During the Covid-19 pandemic, businesses have been eligible for a business rates relief for the 2020 to 2021 tax year if their stores have been forced to close.

However, physical retailers want to level the playing field between online, which pay a lower proportion of tax per sale than bricks-and-mortar.

“Reducing business rates for retailers and rebalancing the tax system to ensure online retailers pay a fair share of tax would be revenue-neutral, provide a vital boost to bricks-and-mortar retailers and support communities in need of levelling up,” the letter wrote.

Retailers are the highest paying sector of business rates, which amount to £8bn of the £30bn paid to the Treasury each year.

The bosses are also urging the government to reduce the multiplier for business rates, which stands at more than 50% today, an increase of 15% since 1990.

But businesses want to see the multiplier reduced to around 35-40%.



Calls to overhaul the ‘broken’ business tax, is no new plea from the retail sector.

In 2019, retailers including Harrods, Marks & Spencer and Sainsbury’s teamed up with more than 50 major retailers in a letter to the then Chancellor Sajid Javid calling for similar reforms.

Coordinated by the British Retail Consortium’s CEO Helen Dickinson, the pressure was not enough to change the government’s stance on business rates.
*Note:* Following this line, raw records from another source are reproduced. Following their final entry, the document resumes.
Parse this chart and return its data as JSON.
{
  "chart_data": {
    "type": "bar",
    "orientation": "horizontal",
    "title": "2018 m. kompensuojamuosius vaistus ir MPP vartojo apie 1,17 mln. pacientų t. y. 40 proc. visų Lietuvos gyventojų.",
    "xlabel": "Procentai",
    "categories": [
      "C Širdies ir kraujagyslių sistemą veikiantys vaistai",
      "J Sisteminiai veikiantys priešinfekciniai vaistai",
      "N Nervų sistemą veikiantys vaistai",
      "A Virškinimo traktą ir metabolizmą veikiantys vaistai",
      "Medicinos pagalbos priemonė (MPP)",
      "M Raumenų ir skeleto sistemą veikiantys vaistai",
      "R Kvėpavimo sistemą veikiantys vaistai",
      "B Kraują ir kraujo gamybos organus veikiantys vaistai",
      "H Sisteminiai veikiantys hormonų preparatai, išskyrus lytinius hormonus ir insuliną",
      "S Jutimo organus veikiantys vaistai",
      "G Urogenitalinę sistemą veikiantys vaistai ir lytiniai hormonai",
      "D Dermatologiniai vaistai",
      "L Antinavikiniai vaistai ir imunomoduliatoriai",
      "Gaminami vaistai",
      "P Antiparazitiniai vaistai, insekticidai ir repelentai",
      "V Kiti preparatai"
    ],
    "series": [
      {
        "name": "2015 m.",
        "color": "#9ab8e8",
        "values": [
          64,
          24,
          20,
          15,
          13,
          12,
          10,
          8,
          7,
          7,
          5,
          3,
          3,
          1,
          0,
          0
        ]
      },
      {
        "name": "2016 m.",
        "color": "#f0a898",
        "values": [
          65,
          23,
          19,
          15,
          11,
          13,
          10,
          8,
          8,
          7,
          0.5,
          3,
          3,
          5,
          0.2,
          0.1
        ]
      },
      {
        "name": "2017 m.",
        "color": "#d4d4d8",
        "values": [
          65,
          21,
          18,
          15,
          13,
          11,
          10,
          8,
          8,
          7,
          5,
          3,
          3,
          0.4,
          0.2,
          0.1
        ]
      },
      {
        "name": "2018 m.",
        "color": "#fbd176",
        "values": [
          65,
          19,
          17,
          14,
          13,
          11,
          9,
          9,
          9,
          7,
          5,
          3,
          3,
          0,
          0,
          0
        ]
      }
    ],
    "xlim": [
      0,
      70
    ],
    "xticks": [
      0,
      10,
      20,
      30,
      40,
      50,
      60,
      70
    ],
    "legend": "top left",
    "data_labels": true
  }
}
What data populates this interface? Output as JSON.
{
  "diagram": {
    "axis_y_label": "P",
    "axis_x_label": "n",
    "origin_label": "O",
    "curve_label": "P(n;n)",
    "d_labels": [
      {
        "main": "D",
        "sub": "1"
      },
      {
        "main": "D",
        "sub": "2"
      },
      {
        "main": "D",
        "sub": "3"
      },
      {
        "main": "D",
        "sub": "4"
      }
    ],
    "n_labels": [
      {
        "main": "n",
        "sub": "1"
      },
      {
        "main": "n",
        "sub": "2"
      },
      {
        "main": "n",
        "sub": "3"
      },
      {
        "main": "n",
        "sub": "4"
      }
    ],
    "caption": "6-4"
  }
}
Meanwhile, in 2020, Mike Ashley’s retail firm Frasers Group, the owner of beauty and fashion department store chain House of Fraser, said that UK’s delay of a business rates review to 2023 had “kicked businesses when they are clearly down”.

Since the Covid-19 pandemic hit, it has been a blood-bath for high street chain retailers.

The closure of non-essential retail contributed to the loss of more than 158,000 jobs in the UK in 2020, reported the Centre of Retail Research.

Another 13,000 jobs have been put at risk from the collapse of Sir Philip Green’s Arcadia group, after falling into the hands of lenders last year.

“There must be a fundamental reform of business rates,” added Paddy Lillis, General Secretary for trade union Usdaw.

“Retailers need clear and decisive action from government to make this outdated and imbalanced commercial tax fairer.

“An online sales levy set at 1% would raise around £1.5bn, which could fund a cut in retail business rates of around 20%.”

He added: “Retail is crucial to our towns and city centres, it employs around three million people across the UK.

“The government must take this seriously; we need a recovery plan to get this industry back on its feet.”